Why is that? Well, to understand that we need to look at the probability distributions:

# Combine the posterior samples into a single data frame for plotting
posterior_combined <- bind_rows(
  posterior_noninformative %>% mutate(prior = "Non-informative"),
  posterior_optimistic %>% mutate(prior = "Optimistic"),
  posterior_skeptical %>% mutate(prior = "Skeptical")
)

# Create the plot
ggplot(posterior_combined, aes(x = b_anesthesianeuroaxial, fill = prior)) +
  geom_density(alpha = 0.5) +
  geom_vline(xintercept = 0, linetype = "dashed") +
  labs(
    x = "Effect of Neuroaxial Anesthesia (log-odds ratio)",
    y = "Density",
    title = "Posterior Distributions of Treatment Effect with Different Priors",
    fill = "Prior"
  ) +
  theme_classic()

Despite what you learned in basic statistics, probability isn’t just a binary p-value - it’s a distribution of confidence. We’re increasingly confident about the middle, and less confident towards the tails.

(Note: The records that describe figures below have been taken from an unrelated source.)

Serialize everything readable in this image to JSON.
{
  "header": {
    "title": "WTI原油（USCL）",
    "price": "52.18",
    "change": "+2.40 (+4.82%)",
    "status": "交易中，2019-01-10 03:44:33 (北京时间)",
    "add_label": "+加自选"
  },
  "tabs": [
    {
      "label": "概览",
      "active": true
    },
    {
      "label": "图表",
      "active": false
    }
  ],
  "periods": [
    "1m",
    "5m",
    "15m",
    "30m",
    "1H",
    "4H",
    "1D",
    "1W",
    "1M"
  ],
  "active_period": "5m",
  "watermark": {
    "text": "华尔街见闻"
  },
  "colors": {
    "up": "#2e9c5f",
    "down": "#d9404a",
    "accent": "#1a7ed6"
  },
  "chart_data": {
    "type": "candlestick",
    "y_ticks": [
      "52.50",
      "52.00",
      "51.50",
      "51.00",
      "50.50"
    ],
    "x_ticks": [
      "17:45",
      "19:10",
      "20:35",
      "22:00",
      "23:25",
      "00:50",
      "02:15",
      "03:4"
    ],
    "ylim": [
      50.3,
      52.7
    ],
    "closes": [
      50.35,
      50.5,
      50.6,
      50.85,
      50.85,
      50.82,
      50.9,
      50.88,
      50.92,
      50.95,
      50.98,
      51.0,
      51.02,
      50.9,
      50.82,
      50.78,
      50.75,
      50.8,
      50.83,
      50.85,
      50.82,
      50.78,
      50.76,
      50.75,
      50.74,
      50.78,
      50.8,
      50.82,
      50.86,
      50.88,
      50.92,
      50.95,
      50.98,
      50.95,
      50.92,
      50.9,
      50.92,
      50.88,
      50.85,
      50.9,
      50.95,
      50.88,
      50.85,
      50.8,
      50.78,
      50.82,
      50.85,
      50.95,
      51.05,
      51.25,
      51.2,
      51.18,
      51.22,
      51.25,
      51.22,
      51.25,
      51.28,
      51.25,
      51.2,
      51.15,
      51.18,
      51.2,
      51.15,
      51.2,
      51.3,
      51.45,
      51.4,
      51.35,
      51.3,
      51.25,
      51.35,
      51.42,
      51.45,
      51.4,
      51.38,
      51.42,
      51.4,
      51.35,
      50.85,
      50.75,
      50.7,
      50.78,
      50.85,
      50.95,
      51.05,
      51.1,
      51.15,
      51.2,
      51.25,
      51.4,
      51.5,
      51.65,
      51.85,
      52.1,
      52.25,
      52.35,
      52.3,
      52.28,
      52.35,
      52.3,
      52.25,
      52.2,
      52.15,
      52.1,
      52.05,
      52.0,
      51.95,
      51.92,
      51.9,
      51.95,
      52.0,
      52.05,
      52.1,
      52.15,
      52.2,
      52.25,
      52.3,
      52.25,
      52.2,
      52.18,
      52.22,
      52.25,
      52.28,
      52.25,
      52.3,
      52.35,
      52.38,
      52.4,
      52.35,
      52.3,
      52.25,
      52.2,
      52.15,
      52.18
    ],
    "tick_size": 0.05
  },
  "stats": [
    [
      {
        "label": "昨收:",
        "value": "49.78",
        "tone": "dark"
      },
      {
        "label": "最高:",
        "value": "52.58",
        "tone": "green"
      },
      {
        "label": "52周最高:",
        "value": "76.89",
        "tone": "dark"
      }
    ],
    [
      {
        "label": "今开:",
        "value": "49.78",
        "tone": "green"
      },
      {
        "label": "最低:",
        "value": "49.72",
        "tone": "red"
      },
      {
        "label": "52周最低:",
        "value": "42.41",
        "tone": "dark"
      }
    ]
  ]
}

What we’re seeing here is that the optimistic prior’s mean is slightly lower than the non-informative prior’s - but it is narrower (i.e. more certain), and has shifted slightly away from the mean it had before (as the difference is less stark than the 40% vs 27.5% it was expecting).

Similarly, the skeptic is more confident that the true difference is slightly less than the other two, but that’s because they’ve been dragged all the way from the other side of the line of no effect.

So to summarise - if the stats in a paper look wrong, they probably are. The authors do address this in their discussion:

Given the observed trend toward a reduction in the overall PPC incidence in the neuraxial anesthesia group, it is conceivable that a type II error may have occurred, and a larger sample size might be necessary to detect a significant difference in PPC incidence between the groups. Based on these findings, a minimum sample size of 252 patients (126 patients enrolled in each study arm) would be required to detect an absolute difference of 14% (with α = 0.05 and β = 0.20) in PPC incidence between neuraxial and general anesthesia in patients undergoing peripheral bypass surgery.

However, if you want to be strictly frequentist about things, then sure, there is no “significant” difference between neuroaxial and general anaesthesia in the incidence of PPCs in vascular patients (but then there’s also no such thing as a “trend” in frequentist stats). But if you want to think in a probabilistic way, based on this data, we can be at least 94% sure that neuroaxial anaesthesia is better in this context.